How To Create A Safe Haven For Honey Bees In Your Neighborhood
by Liz Koch
Honeybees, appreciated for pollinating flowering plants and trees, play an important role in keeping the abundance of nuts, vegetables, and fruits available locally and around the globe. Cornell University estimates that one third of all the food we consume comes from crops pollinated by honeybees. Bees not only pollinate flowers, but they also produce wonderful super foods including honey and pollen that are both yummy and nutritionally rich.
“It is estimated that it takes 10,000 flowers to produce one teaspoon of honey,” says our local beekeeper Anthony Tomasso who keeps Way of Life supplied with natural remedies, such as his fabulous propolis honey syrup.
Some experts suggest that bees represent the “canary in the coalmine syndrome,” which lets us know something is not right in our neighborhoods long before we detect the problem in ourselves. The disappearance of bees is being studied across the globe and some strong indications for what may be happening include: enzyme deficiencies, mites, work related stress, electromagnetic disorientation from cell phone tower influences, and systemic pesticides.
Although there may be many reasons for the disappearance and collapse of beehives there are two important things each of us can do to help protect our local wild bees.
Tomasso suggests making your garden a safe haven for honeybees and encouraging our local parks and schools to do the same. By planting a variety of bee-loving plants, you supply food, water, and protection. This is easy to do in our Mediterranean climate where bee-loving sages and lavenders flourish. Check your local garden store for a full list of bee-loving plants and try to plant more than one type as a mono-cultured diet is considered a major stressor for bees as well as for humans.
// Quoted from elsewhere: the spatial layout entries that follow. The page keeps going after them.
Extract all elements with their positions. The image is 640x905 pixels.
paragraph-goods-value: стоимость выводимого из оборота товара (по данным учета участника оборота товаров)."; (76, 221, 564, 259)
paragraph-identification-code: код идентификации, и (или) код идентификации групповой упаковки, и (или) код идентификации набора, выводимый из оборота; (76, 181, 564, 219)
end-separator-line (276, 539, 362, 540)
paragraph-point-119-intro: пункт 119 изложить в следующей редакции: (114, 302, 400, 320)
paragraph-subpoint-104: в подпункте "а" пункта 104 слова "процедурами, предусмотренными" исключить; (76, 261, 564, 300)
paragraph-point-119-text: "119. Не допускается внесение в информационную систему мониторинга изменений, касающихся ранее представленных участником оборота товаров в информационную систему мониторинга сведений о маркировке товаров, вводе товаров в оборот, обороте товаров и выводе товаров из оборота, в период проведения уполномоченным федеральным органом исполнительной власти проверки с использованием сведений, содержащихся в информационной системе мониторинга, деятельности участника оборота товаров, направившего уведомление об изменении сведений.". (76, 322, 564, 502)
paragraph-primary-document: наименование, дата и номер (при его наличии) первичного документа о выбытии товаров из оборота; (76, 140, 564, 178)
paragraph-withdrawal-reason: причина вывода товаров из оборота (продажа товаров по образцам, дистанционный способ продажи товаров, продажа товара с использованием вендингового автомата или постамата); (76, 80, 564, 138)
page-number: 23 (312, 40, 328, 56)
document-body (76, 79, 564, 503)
Equally important, eliminate the use of weed and insect pesticides and encourage local parks, churches, and schools to do the same. Bees usually stay away from toxic substances; however, with the recent shift to systemic weed killers there is a growing danger that bees have no choice but to be exposed to the nerve toxins and endocrine disruptors associated with all systemic products. Rather than be directly exposed, systemic weed-killers stay inside the plant and flowers. Once considered to be a less toxic option, hormonal disruptors are proving to be even more dangerous to not only bees, but also to bats, birds, pets, and humans.
Safekeeping bees not only helps protect all backyard wildlife but helps maintain an abundant supply of bee products for your benefit. Super food bee pollen for example is a rich source of amino acids, providing the raw materials required for normal neurotransmitter production. Easy to store in your freezer, a pinch a day offers a super nutritious supplement. Bee products also provide natural remedies for common colds, allergies, skin rashes, and burns. Those busy bees give us so much and now it’s time for us to give back.
Posted: October 1st, 2010 under Nature.